Автобиография - Жанна Гийон
Шрифт:
Интервал:
Закладка:
Глава 17
ДНА БЕДНАЯ ДЕВУШКА, наделенная редкой простотой и зарабатывающая на жизнь своим трудом, духовное состояние которой Господь обильно благословил, пришла ко мне опечаленная и сказала: «О матушка, какие странные вещи я видела!» Я спросила, что же именно она видела? «Увы, — сказала она, — я видела вас, как ягненка посреди огромной стаи взбешенных волков. Также я видела огромное множество людей всех рангов и во всевозможных одеяниях, разного возраста, пола и сословий, священников, монахов, женатых мужчин, служанок и жен, вооруженных копьями, алебардами и мечами, готовых убить вас в ту же минуту. Вы не затрагивали их, пребывая без движения, ничему не удивляясь и не пытаясь как–то себя защитить. Я смотрела по сторонам, не придет ли кто–нибудь к Вам на помощь, дабы Вас защитить, но не видела никого».

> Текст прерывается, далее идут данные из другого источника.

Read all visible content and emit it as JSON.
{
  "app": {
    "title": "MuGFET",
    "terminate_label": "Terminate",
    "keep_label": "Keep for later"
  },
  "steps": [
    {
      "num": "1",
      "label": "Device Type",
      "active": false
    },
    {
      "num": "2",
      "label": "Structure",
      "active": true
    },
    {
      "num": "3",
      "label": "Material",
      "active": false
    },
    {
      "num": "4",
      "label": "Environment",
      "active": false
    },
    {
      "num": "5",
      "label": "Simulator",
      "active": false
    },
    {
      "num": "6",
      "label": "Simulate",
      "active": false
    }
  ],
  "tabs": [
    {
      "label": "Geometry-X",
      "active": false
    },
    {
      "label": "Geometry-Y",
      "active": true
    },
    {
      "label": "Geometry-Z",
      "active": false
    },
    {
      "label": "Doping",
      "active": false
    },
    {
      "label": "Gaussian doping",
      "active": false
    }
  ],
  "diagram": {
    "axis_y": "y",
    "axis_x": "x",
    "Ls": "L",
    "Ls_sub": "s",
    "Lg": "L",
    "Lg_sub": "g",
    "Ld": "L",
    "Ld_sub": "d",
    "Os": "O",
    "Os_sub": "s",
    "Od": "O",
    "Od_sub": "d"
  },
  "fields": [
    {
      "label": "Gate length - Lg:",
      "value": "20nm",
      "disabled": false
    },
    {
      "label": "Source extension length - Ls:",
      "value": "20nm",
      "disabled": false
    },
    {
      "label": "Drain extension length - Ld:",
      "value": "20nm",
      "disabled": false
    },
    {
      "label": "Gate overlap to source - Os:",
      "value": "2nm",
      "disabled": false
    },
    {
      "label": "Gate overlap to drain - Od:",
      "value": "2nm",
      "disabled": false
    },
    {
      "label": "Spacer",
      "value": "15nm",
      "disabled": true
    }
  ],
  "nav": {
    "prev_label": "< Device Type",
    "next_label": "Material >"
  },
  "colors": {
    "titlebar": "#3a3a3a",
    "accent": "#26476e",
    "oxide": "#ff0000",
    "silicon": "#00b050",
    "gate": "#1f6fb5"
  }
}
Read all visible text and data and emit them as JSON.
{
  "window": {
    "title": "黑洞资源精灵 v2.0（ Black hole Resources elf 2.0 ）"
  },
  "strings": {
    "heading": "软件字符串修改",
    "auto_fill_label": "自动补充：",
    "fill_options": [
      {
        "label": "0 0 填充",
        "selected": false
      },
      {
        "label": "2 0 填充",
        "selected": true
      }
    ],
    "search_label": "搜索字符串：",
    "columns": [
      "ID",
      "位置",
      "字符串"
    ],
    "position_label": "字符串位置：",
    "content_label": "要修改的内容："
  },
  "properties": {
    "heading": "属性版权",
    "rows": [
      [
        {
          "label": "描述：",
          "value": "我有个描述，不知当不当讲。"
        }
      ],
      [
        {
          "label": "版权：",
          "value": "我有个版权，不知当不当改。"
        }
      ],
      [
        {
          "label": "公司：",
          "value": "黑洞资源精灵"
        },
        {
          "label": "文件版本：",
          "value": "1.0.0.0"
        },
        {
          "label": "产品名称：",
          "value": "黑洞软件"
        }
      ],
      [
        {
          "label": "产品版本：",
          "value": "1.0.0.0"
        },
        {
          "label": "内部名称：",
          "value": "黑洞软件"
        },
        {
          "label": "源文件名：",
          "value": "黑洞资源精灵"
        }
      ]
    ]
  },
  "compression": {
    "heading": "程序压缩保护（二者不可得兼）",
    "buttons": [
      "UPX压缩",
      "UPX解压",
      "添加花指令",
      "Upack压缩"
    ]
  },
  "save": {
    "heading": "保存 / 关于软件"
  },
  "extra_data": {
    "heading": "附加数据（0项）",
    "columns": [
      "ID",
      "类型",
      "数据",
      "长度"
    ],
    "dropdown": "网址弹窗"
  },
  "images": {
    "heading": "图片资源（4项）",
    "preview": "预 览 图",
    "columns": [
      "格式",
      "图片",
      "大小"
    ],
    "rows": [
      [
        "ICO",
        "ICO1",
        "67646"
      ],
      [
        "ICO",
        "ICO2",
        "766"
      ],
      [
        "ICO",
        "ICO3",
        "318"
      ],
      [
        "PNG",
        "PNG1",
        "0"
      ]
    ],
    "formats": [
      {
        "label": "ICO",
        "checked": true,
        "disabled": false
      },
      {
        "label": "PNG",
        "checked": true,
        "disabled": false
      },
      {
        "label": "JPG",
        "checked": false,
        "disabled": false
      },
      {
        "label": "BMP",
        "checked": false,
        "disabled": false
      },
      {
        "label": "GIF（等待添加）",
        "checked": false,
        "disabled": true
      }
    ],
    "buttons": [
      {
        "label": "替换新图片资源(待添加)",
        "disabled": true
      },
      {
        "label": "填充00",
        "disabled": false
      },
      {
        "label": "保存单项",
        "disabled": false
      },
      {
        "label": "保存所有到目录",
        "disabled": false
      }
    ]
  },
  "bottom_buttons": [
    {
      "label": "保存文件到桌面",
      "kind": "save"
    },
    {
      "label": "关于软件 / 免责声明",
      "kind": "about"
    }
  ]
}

Через некоторое время после этого, люди, которые из зависти наносили мне личные оскорбления, усилили свою деятельность. Повсюду распространялась клевета. Завистливые люди, даже не знающие меня, писали на меня доносы. Они называли меня ведьмой, говоря, что я привлекаю людей с помощью магический силы, так как все во мне дьявольское. Они говорили, что я занимаюсь благотворительностью, используя махинации и жертвуя фальшивые деньги. Я вынуждена была терпеть от них и другие грубые обвинения, в равной степени лживые, беспочвенные и абсурдные. По мере того как буря с каждым днем все усиливалась, некоторые мои друзья советовали мне удалиться. Прежде чем я буду рассказывать о моем отъезде из Гренобля, я должна поведать еще кое–что о моем состоянии в то время. Мне казалось, что Господь побуждал меня делать для многих душ, было в единстве с волей Иисуса Христа. В этом божественном единении мои слова оказывали чудесное воздействие, как и формирование образа Иисуса Христа в душах этих людей. Я никоим образом не была способна говорить что–либо от себя самой. Тот, Кто направлял меня, побуждал меня говорить то, что Ему было угодно и сколь долго Ему было угодно. Некоторым мне не было позволено промолвить даже слова, а по отношению к другим благодать как будто текла потоком. Однако эта чистая любовь не допускала никакого излишества или возможности праздного развлечения. Когда мне задавали вопросы, отвечать на которые было бесполезно, то ответ мне и не был дан. То же самое происходило но отношению к людям, которых Господь желал провести через опыт смерти своего я, и которые приходили ко мне в поисках человеческого утешения. Для них у меня было лишь самое необходимое, и далее я не имела права продолжать. Я бы могла говорить об обычных вещах в допустимой Богом свободе, для того чтобы угождать каждому и не прослыть необщительной или невежливой. Но это было Его собственное слово, единственным даятелем которого являлся Он сам. О, если бы проповедники были должным образом внимательны, говоря только то, что исходит от духа, какие плоды они бы производили в жизни своих слушателей! Со своими истинными детьми я лучше всего могла общаться в тишине на духовном языке божественного Слова.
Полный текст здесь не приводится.